Fusion of Extractive and Abstractive Text
Summarization Techniques for Legal documents – An
Experimental Evaluation
Journal:
GRENZE International Journal of Engineering and Technology
Authors:
Avaniya A, S. Siva Sathya, S. Lourdumarie Sophie
Volume:
10
Issue:
2
Grenze ID:
01.GIJET.10.2.638
Pages:
1826-1834
Abstract
Summarizing legal case documents is a very daunting task as law practitioners have
to traverse via a hundreds of case reports before determining the relevant case which may aid
as a good resource material in an ongoing case. Numerous summarization algorithms have been
proposed over time, including generic text summarization and a few specifically for
summarizing legal documents. This paper proposes different hybrid text summarization
techniques by the fusion of extractive and abstractive text summarizer for legal domain.

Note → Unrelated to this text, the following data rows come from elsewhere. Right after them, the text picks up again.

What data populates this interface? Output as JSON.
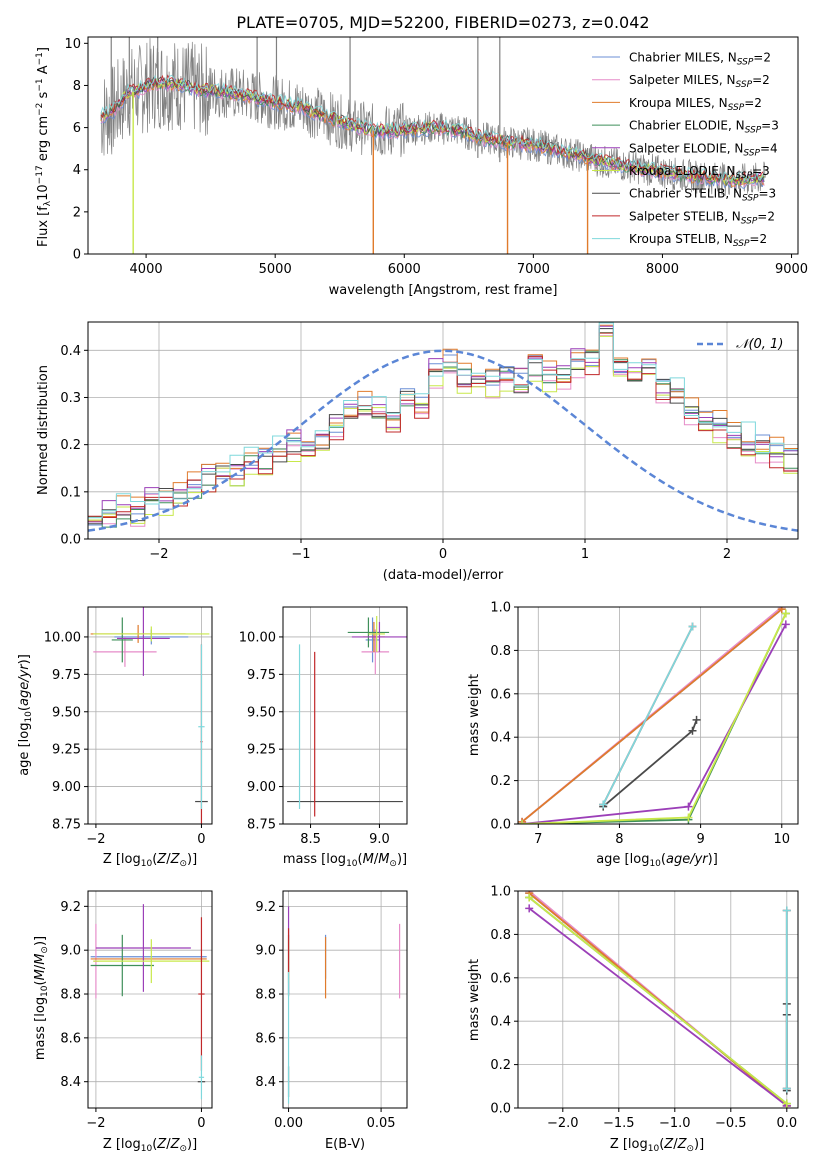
{
  "figure": {
    "title": "PLATE=0705, MJD=52200, FIBERID=0273, z=0.042"
  },
  "colors": {
    "chabrier_miles": "#6b8fd6",
    "salpeter_miles": "#e68cc8",
    "kroupa_miles": "#e07b2c",
    "chabrier_elodie": "#3f8f5a",
    "salpeter_elodie": "#9b3fb8",
    "kroupa_elodie": "#c8e84a",
    "chabrier_stelib": "#4a4a4a",
    "salpeter_stelib": "#c0282a",
    "kroupa_stelib": "#7fd8dc",
    "data": "#808080",
    "normal": "#5b86d6",
    "grid": "#b0b0b0"
  },
  "chart_data": [
    {
      "id": "spectrum",
      "type": "line",
      "title": "PLATE=0705, MJD=52200, FIBERID=0273, z=0.042",
      "xlabel": "wavelength [Angstrom, rest frame]",
      "ylabel": "Flux [f_λ 10^-17 erg cm^-2 s^-1 A^-1]",
      "xlim": [
        3550,
        9050
      ],
      "ylim": [
        0,
        10.3
      ],
      "xticks": [
        4000,
        5000,
        6000,
        7000,
        8000,
        9000
      ],
      "yticks": [
        0,
        2,
        4,
        6,
        8,
        10
      ],
      "legend_position": "top-right",
      "legend": [
        "Chabrier MILES, N_SSP=2",
        "Salpeter MILES, N_SSP=2",
        "Kroupa MILES, N_SSP=2",
        "Chabrier ELODIE, N_SSP=3",
        "Salpeter ELODIE, N_SSP=4",
        "Kroupa ELODIE, N_SSP=3",
        "Chabrier STELIB, N_SSP=3",
        "Salpeter STELIB, N_SSP=2",
        "Kroupa STELIB, N_SSP=2"
      ],
      "continuum": {
        "x": [
          3650,
          3750,
          3850,
          3950,
          4050,
          4200,
          4400,
          4600,
          4800,
          5000,
          5200,
          5400,
          5600,
          5800,
          6000,
          6200,
          6400,
          6600,
          6800,
          7000,
          7200,
          7400,
          7600,
          7800,
          8000,
          8200,
          8400,
          8600,
          8800
        ],
        "y": [
          6.5,
          6.8,
          7.6,
          7.8,
          8.1,
          8.1,
          7.8,
          7.7,
          7.5,
          7.2,
          7.0,
          6.5,
          6.1,
          5.8,
          5.9,
          6.0,
          5.9,
          5.5,
          5.3,
          5.2,
          4.9,
          4.6,
          4.3,
          4.1,
          3.9,
          3.7,
          3.6,
          3.5,
          3.6
        ]
      },
      "annotations": {
        "model_dips": [
          3900,
          5760,
          6800,
          7420
        ],
        "data_spikes": [
          3730,
          3870,
          4090,
          4860,
          5010,
          5580,
          6570,
          6740
        ]
      }
    },
    {
      "id": "residuals",
      "type": "bar",
      "xlabel": "(data-model)/error",
      "ylabel": "Normed distribution",
      "xlim": [
        -2.5,
        2.5
      ],
      "ylim": [
        0,
        0.46
      ],
      "xticks": [
        -2,
        -1,
        0,
        1,
        2
      ],
      "yticks": [
        0.0,
        0.1,
        0.2,
        0.3,
        0.4
      ],
      "bin_width": 0.1,
      "x_start": -2.5,
      "legend": [
        "𝒩(0, 1)"
      ],
      "legend_position": "top-right",
      "base_values": [
        0.04,
        0.05,
        0.06,
        0.06,
        0.08,
        0.08,
        0.09,
        0.11,
        0.13,
        0.14,
        0.14,
        0.16,
        0.17,
        0.18,
        0.2,
        0.2,
        0.21,
        0.24,
        0.27,
        0.28,
        0.27,
        0.25,
        0.3,
        0.28,
        0.35,
        0.37,
        0.34,
        0.32,
        0.33,
        0.35,
        0.33,
        0.37,
        0.35,
        0.34,
        0.37,
        0.38,
        0.42,
        0.37,
        0.35,
        0.36,
        0.32,
        0.31,
        0.27,
        0.24,
        0.24,
        0.22,
        0.21,
        0.19,
        0.18,
        0.16,
        0.15,
        0.13,
        0.12,
        0.1,
        0.09,
        0.08,
        0.07,
        0.06,
        0.05,
        0.04
      ],
      "offsets": [
        0.006,
        -0.01,
        0.012,
        -0.004,
        0.009,
        -0.013,
        0.003,
        -0.007,
        0.014
      ]
    },
    {
      "id": "age_vs_Z",
      "type": "scatter",
      "xlabel": "Z [log10(Z/Z⊙)]",
      "ylabel": "age [log10(age/yr)]",
      "xlim": [
        -2.15,
        0.2
      ],
      "ylim": [
        8.75,
        10.2
      ],
      "xticks": [
        -2,
        0
      ],
      "yticks": [
        8.75,
        9.0,
        9.25,
        9.5,
        9.75,
        10.0
      ],
      "points": [
        {
          "model": "chabrier_miles",
          "x": -0.95,
          "y": 10.0,
          "xerr": 0.7,
          "yerr": 0.05
        },
        {
          "model": "salpeter_miles",
          "x": -1.45,
          "y": 9.9,
          "xerr": 0.6,
          "yerr": 0.1
        },
        {
          "model": "kroupa_miles",
          "x": -1.2,
          "y": 10.02,
          "xerr": 0.9,
          "yerr": 0.06
        },
        {
          "model": "chabrier_elodie",
          "x": -1.5,
          "y": 9.98,
          "xerr": 0.2,
          "yerr": 0.15
        },
        {
          "model": "salpeter_elodie",
          "x": -1.1,
          "y": 9.99,
          "xerr": 0.5,
          "yerr": 0.25
        },
        {
          "model": "kroupa_elodie",
          "x": -0.95,
          "y": 10.02,
          "xerr": 1.1,
          "yerr": 0.05
        },
        {
          "model": "chabrier_stelib",
          "x": 0.0,
          "y": 8.9,
          "xerr": 0.12,
          "yerr": 0.0
        },
        {
          "model": "salpeter_stelib",
          "x": 0.0,
          "y": 9.3,
          "xerr": 0.02,
          "yerr": 0.65
        },
        {
          "model": "kroupa_stelib",
          "x": 0.0,
          "y": 9.4,
          "xerr": 0.06,
          "yerr": 0.55
        }
      ]
    },
    {
      "id": "age_vs_mass",
      "type": "scatter",
      "xlabel": "mass [log10(M/M⊙)]",
      "ylabel": "",
      "xlim": [
        8.3,
        9.2
      ],
      "ylim": [
        8.75,
        10.2
      ],
      "xticks": [
        8.5,
        9.0
      ],
      "yticks": [
        8.75,
        9.0,
        9.25,
        9.5,
        9.75,
        10.0
      ],
      "points": [
        {
          "model": "chabrier_miles",
          "x": 8.95,
          "y": 9.98,
          "xerr": 0.05,
          "yerr": 0.15
        },
        {
          "model": "salpeter_miles",
          "x": 8.97,
          "y": 9.9,
          "xerr": 0.1,
          "yerr": 0.15
        },
        {
          "model": "kroupa_miles",
          "x": 8.96,
          "y": 10.0,
          "xerr": 0.08,
          "yerr": 0.1
        },
        {
          "model": "chabrier_elodie",
          "x": 8.92,
          "y": 10.03,
          "xerr": 0.15,
          "yerr": 0.1
        },
        {
          "model": "salpeter_elodie",
          "x": 9.0,
          "y": 10.0,
          "xerr": 0.2,
          "yerr": 0.1
        },
        {
          "model": "kroupa_elodie",
          "x": 8.98,
          "y": 10.02,
          "xerr": 0.06,
          "yerr": 0.12
        },
        {
          "model": "chabrier_stelib",
          "x": 8.75,
          "y": 8.9,
          "xerr": 0.42,
          "yerr": 0.0
        },
        {
          "model": "salpeter_stelib",
          "x": 8.53,
          "y": 9.35,
          "xerr": 0.0,
          "yerr": 0.55
        },
        {
          "model": "kroupa_stelib",
          "x": 8.42,
          "y": 9.4,
          "xerr": 0.0,
          "yerr": 0.55
        }
      ]
    },
    {
      "id": "weight_vs_age",
      "type": "line",
      "xlabel": "age [log10(age/yr)]",
      "ylabel": "mass weight",
      "xlim": [
        6.75,
        10.2
      ],
      "ylim": [
        0,
        1.0
      ],
      "xticks": [
        7,
        8,
        9,
        10
      ],
      "yticks": [
        0.0,
        0.2,
        0.4,
        0.6,
        0.8,
        1.0
      ],
      "series": [
        {
          "model": "chabrier_miles",
          "x": [
            6.8,
            10.0
          ],
          "y": [
            0.01,
            0.99
          ]
        },
        {
          "model": "salpeter_miles",
          "x": [
            6.8,
            10.0
          ],
          "y": [
            0.01,
            1.0
          ]
        },
        {
          "model": "kroupa_miles",
          "x": [
            6.8,
            10.0
          ],
          "y": [
            0.01,
            0.99
          ]
        },
        {
          "model": "chabrier_elodie",
          "x": [
            6.8,
            8.85,
            10.05
          ],
          "y": [
            0.0,
            0.02,
            0.97
          ]
        },
        {
          "model": "salpeter_elodie",
          "x": [
            6.8,
            8.85,
            10.05
          ],
          "y": [
            0.0,
            0.08,
            0.92
          ]
        },
        {
          "model": "kroupa_elodie",
          "x": [
            6.8,
            8.85,
            10.05
          ],
          "y": [
            0.0,
            0.03,
            0.97
          ]
        },
        {
          "model": "chabrier_stelib",
          "x": [
            7.8,
            8.9,
            8.95
          ],
          "y": [
            0.08,
            0.43,
            0.48
          ]
        },
        {
          "model": "salpeter_stelib",
          "x": [
            7.8,
            8.9
          ],
          "y": [
            0.09,
            0.91
          ]
        },
        {
          "model": "kroupa_stelib",
          "x": [
            7.8,
            8.9
          ],
          "y": [
            0.09,
            0.91
          ]
        }
      ]
    },
    {
      "id": "mass_vs_Z",
      "type": "scatter",
      "xlabel": "Z [log10(Z/Z⊙)]",
      "ylabel": "mass [log10(M/M⊙)]",
      "xlim": [
        -2.15,
        0.2
      ],
      "ylim": [
        8.28,
        9.27
      ],
      "xticks": [
        -2,
        0
      ],
      "yticks": [
        8.4,
        8.6,
        8.8,
        9.0,
        9.2
      ],
      "points": [
        {
          "model": "chabrier_miles",
          "x": -1.0,
          "y": 8.97,
          "xerr": 1.1,
          "yerr": 0.0
        },
        {
          "model": "salpeter_miles",
          "x": -2.0,
          "y": 8.95,
          "xerr": 0.05,
          "yerr": 0.17
        },
        {
          "model": "kroupa_miles",
          "x": -1.0,
          "y": 8.96,
          "xerr": 1.1,
          "yerr": 0.0
        },
        {
          "model": "chabrier_elodie",
          "x": -1.5,
          "y": 8.93,
          "xerr": 0.6,
          "yerr": 0.14
        },
        {
          "model": "salpeter_elodie",
          "x": -1.1,
          "y": 9.01,
          "xerr": 0.9,
          "yerr": 0.2
        },
        {
          "model": "kroupa_elodie",
          "x": -0.95,
          "y": 8.95,
          "xerr": 1.1,
          "yerr": 0.1
        },
        {
          "model": "chabrier_stelib",
          "x": 0.0,
          "y": 8.4,
          "xerr": 0.07,
          "yerr": 0.0
        },
        {
          "model": "salpeter_stelib",
          "x": 0.0,
          "y": 8.8,
          "xerr": 0.06,
          "yerr": 0.35
        },
        {
          "model": "kroupa_stelib",
          "x": 0.0,
          "y": 8.42,
          "xerr": 0.05,
          "yerr": 0.1
        }
      ]
    },
    {
      "id": "mass_vs_ebv",
      "type": "scatter",
      "xlabel": "E(B-V)",
      "ylabel": "",
      "xlim": [
        -0.003,
        0.064
      ],
      "ylim": [
        8.28,
        9.27
      ],
      "xticks": [
        0.0,
        0.05
      ],
      "yticks": [
        8.4,
        8.6,
        8.8,
        9.0,
        9.2
      ],
      "points": [
        {
          "model": "chabrier_miles",
          "x": 0.02,
          "y": 8.97,
          "yerr": 0.1
        },
        {
          "model": "salpeter_miles",
          "x": 0.06,
          "y": 8.95,
          "yerr": 0.17
        },
        {
          "model": "kroupa_miles",
          "x": 0.02,
          "y": 8.92,
          "yerr": 0.14
        },
        {
          "model": "chabrier_elodie",
          "x": 0.0,
          "y": 8.93,
          "yerr": 0.14
        },
        {
          "model": "salpeter_elodie",
          "x": 0.0,
          "y": 9.0,
          "yerr": 0.2
        },
        {
          "model": "kroupa_elodie",
          "x": 0.0,
          "y": 8.95,
          "yerr": 0.1
        },
        {
          "model": "chabrier_stelib",
          "x": 0.0,
          "y": 8.4,
          "yerr": 0.07
        },
        {
          "model": "salpeter_stelib",
          "x": 0.0,
          "y": 9.0,
          "yerr": 0.1
        },
        {
          "model": "kroupa_stelib",
          "x": 0.0,
          "y": 8.6,
          "yerr": 0.3
        }
      ]
    },
    {
      "id": "weight_vs_Z",
      "type": "line",
      "xlabel": "Z [log10(Z/Z⊙)]",
      "ylabel": "mass weight",
      "xlim": [
        -2.4,
        0.1
      ],
      "ylim": [
        0,
        1.0
      ],
      "xticks": [
        -2.0,
        -1.5,
        -1.0,
        -0.5,
        0.0
      ],
      "yticks": [
        0.0,
        0.2,
        0.4,
        0.6,
        0.8,
        1.0
      ],
      "series": [
        {
          "model": "chabrier_miles",
          "x": [
            -2.3,
            0.0
          ],
          "y": [
            0.99,
            0.01
          ]
        },
        {
          "model": "salpeter_miles",
          "x": [
            -2.3,
            0.0
          ],
          "y": [
            1.0,
            0.01
          ]
        },
        {
          "model": "kroupa_miles",
          "x": [
            -2.3,
            0.0
          ],
          "y": [
            0.99,
            0.01
          ]
        },
        {
          "model": "chabrier_elodie",
          "x": [
            -2.3,
            0.0
          ],
          "y": [
            0.97,
            0.02
          ]
        },
        {
          "model": "salpeter_elodie",
          "x": [
            -2.3,
            0.0
          ],
          "y": [
            0.92,
            0.01
          ]
        },
        {
          "model": "kroupa_elodie",
          "x": [
            -2.3,
            0.0
          ],
          "y": [
            0.97,
            0.02
          ]
        },
        {
          "model": "chabrier_stelib",
          "x": [
            0.0,
            0.0,
            0.0
          ],
          "y": [
            0.08,
            0.43,
            0.48
          ]
        },
        {
          "model": "salpeter_stelib",
          "x": [
            0.0,
            0.0
          ],
          "y": [
            0.09,
            0.91
          ]
        },
        {
          "model": "kroupa_stelib",
          "x": [
            0.0,
            0.0
          ],
          "y": [
            0.09,
            0.91
          ]
        }
      ]
    }
  ]
}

The
fusion techniques are aimed at generating high-quality abstractive summaries that balance
original content preservation with enhanced readability and coherence. The extractive methods
namely LSTM-based summarization, CaseSummarizer, and Maximum Marginal Relevance
(MMR), are explored in conjunction with Legal Pegasus, a state-of-the-art abstractive
summarization model tailored for legal texts. Evaluation using ROUGE metrics demonstrates
the effectiveness of these hybrid approaches in generating coherent and contextually relevant
summaries within the legal domain. The CaseSummarizer and Legal Pegasus combination
emerges as the most promising, achieving the highest F-score across all evaluated metrics,
highlighting its potential for improving legal text comprehension and summarization. The
proposed approach aims to elevate performance and deliver summaries that are not only
contextually relevant but also more comprehensive.